In any case, please keep reporting the issues you find. If you can prepare reproducible test cases, it is even better.
@lemire I’d like to do. But these days, I’m focusing on implementing BSI/Rangbitmap for CRoring and developing extensions of Postgresql using them…
@Smallhi Sounds great.
@richardstartin : was following this thread , could you please elaborate on rangebitmap predicate restrictions a bit since i am new to this field . Also any pointers on how to enable such predicates
this is in regards to the statement above : RangeBitmap doesn’t explicitly support equality or inequality predicates
@patelprateek it has supported both of those predicates since #606
@richardstartin : thanks for the quick response , curios if this has been implemented in the cpp version as well here : https://github.com/RoaringBitmap/CRoaring
No this is not in CRoaring though I would be open to porting it. Could you outline your use case?
@richardstartin : In some of our production workloads we want to build additional bitmap based index for some quick filtering and generating a bitmap of eligible document ids. Typically for categorical attributes roaringbitmap is fine but for numerical attributes with high cardinality need to support some range based filtering i.e some_threshold > x .
The bitmaps are passed down to some other indexing structure where they are used for doing quick filtering while scanning , these consumers are typically in cpp language and the scale of documents in index can range from 100k to 10M , with latency requirements < 20-30 ms at P90 . Hence we are restricted to build this bitmap indexes natively in the same service , so that we dont have to pay extra cost on translation of ids (bitmaps needs to be build on same ids as the consumers) , serializing and network overheads or any jni/pythong bindings copies.
Also is it possible to use these bitmaps on floating point values . Currently our use are build some index snapshot and then serving does read only queries . In future we might need incremental builds , deletion , and updates support
It's possible to port the implementation to C++, and the serialisation format should be portable so it should support scenarios where one language is used to build the bitmap and another is used to consume it. I may get around to doing that within the next fortnight, if someone else wants to do it it might be a faster turnaround. 20-30ms for 10M is easily achievable in Java, the filtering at that row count should take microseconds.
Also is it possible to use these bitmaps on floating point values . Currently our use are build some index snapshot and then serving does read only queries . In future we might need incremental builds , deletion , and updates support
In Pinot (which is the only place this class is used and was the sole motivation for use within range indexes) floating point values are encoded with the order-preserving transformation here. I doubt Pinot was the first or only system to use this kind of order preserving encoding.

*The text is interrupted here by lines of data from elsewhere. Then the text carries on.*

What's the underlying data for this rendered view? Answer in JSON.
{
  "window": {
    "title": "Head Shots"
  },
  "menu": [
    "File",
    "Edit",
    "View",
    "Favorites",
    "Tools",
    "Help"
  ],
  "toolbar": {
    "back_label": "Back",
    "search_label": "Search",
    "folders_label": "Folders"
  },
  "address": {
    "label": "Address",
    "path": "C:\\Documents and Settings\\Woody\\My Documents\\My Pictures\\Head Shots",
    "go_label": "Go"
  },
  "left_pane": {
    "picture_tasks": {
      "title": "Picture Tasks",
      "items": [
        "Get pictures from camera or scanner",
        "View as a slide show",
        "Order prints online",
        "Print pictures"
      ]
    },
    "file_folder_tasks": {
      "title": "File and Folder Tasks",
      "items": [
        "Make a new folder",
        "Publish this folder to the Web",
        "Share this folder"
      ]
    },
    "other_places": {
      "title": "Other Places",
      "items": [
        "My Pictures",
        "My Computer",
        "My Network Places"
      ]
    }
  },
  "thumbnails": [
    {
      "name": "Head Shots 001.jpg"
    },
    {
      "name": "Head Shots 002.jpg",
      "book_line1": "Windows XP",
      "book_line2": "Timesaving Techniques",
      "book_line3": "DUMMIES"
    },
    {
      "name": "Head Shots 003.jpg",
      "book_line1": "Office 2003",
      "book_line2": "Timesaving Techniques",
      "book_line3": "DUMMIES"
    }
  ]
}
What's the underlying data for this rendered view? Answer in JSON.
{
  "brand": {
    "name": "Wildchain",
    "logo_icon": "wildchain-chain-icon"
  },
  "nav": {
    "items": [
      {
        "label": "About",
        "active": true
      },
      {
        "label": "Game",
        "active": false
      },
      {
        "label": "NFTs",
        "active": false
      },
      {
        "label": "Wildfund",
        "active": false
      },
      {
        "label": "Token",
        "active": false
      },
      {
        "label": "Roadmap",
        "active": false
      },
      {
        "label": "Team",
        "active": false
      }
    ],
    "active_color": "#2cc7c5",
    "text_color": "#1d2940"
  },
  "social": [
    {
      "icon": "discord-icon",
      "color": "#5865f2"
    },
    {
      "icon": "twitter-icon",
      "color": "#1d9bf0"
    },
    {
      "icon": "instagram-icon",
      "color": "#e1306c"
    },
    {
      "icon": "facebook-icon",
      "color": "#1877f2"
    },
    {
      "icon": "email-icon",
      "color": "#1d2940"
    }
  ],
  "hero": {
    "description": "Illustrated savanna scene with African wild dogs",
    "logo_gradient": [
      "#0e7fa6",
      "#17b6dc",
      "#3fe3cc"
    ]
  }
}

@richardstartin : good to know that even in java these are 20-30 ms. Yes most of our index building logic could come froma. different language. On the serving side due to high QPS and low latency requirement we have a cpp runtime for filter execution . Another question : we have queries like country = us and age > 30 and distance < 0.4 , it is possible to take unions and intersection between a normal bitmap and range bitmap . I read one of your blogs regading range bitmap example and found that it perfectly fits our use case.
I will take a look at the float order-preserving transformation as well. Thanks for all your help , really appreciate the response
Describe the bug MutableBitSliceIndex.rangeEq returns incorrect results when predicate is greater than max value.
To Reproduce Create a MutableBitSliceIndex, add a few values and then invoke rangeEq with predicate greater than the max value that was added. It should return wrong results.